Люба вернулась минут через пять с букетом пурпурных крупных роз.
— От него? — спросила я свойски, уже как бы на правах доверенного лица.
— Нет, — тускло отозвалась она и бросила роскошные розы поверх черного пианино.
— Знаешь, — сказала я, потому что это было совсем противоестественно такая красавица и в муках, — знаешь, мне кажется, твоя «любовь», хоть и супермужчина с виду, а внутри ему чего-то не хватает… Впрочем, могу и ошибаться… А розы ни в чем не виноваты. Надо бы их в воду поставить.
— Надо, — отозвалась она, стоя лицом к окну, а ко мне спиной. — Я сама знаю, что надо, как надо, а только…
— Ну давай я поставлю. Вон в ту вазу.
— Бери, ставь. Но отнеси к матери. Она любит розы. Ну, я пошла.
И, действительно, не глядя на меня, всунула загорелые ноги в белые босоножки с золотой пряжкой и исчезла, а я с букетом пурпурных роз в хрустальной вазе оказалась в комнате, где в инвалидном кресле сидел и читал её отец, а мать, присогнувшись, мелкими глотками пила чай из белого бокала с вишенкой на боку.
— Унеслась? — спросил мужчина, откладывая книгу себе на колени. На странице летел самолет со стреловидными крыльями. — Вот так и живем. Несмотря на то, что родословная наша чиста, как слеза. Возьмем хотя бы моего тестя, который так нехорошо умер… за бутылкой дрянного коньяка. В войну ассом был! На Яках работал в небе! Сбивали его два раза, раненый по госпиталям лежал. И опять в бой. Вы не читали его первые книги? Как он рассказывал про первый бой! Я на всю жизнь запомнил. Как он сначала не знал, что делать. И вдруг увидел «мессера» с черной свастикой на белом фоне. И схватился с ним. Один на один. Как «мессер» резанул по нему трассами пушечного огня… Не вышло прошить! Мимо! Он, «мессер» этот подлый, то ускользал, то появлялся в прицеле. Но настал момент, и Дмитрий четко зафиксировал наглого фрица в прицел и нажал на гашетку! Тесть у меня мировой был! И — теща мировая! Потому что кулацкие дети, — завершил он свою речь совсем неожиданным образом. — А мы с Нелькой, получается, кулацкие внуки! Имели полное право не любить Родину! Абсолютное право! Моих ведь тоже раскулачили…

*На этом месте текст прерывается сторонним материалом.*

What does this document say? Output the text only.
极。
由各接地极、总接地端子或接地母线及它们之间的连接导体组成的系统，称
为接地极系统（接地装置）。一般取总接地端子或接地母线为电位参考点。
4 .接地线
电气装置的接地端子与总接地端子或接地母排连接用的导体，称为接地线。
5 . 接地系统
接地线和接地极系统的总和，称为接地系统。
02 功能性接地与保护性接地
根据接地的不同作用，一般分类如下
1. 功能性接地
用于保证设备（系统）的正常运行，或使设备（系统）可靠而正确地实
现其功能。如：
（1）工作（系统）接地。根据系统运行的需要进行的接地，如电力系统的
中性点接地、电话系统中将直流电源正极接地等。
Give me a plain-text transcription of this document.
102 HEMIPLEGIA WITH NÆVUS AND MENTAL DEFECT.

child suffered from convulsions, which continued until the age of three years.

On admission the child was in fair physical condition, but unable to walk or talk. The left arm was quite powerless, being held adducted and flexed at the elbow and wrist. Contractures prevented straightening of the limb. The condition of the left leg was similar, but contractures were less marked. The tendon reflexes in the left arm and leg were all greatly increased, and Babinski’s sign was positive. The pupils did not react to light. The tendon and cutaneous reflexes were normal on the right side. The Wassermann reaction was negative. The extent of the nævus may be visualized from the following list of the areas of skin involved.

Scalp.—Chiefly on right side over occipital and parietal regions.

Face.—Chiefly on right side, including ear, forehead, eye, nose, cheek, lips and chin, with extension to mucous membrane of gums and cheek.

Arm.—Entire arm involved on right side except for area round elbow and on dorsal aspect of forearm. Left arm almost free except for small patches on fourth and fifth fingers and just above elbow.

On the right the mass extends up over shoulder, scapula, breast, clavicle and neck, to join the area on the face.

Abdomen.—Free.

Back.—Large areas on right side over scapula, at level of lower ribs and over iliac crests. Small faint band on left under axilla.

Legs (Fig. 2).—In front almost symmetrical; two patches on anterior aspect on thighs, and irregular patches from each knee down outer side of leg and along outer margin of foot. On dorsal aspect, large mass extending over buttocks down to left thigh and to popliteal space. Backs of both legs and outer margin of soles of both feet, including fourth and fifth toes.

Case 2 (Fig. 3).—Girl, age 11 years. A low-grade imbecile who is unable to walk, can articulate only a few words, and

— Миша! Остынь! Не нагружай девушку лишними для неё сведениями! попросила Нелли Дмитриевна, приложив к груди руки, сложенные крестом. Кому теперь это все интересно?
— Как же не интересно? — тряхнул седыми кудрями красавец-инвалид. Это же в фокусе интереса, кто ест и откуда пошел писатель Пестряков-Боткин! Девушка за этим и пришла!
— Как, как? — спросила я. — Боткин? А почему… почему говорят «Водкин»?
— Дразнилка! Очень уж просится на язык вместо «Боткин» сказануть «Водкин». Приклеилось. Боткин — фамилия его отчима.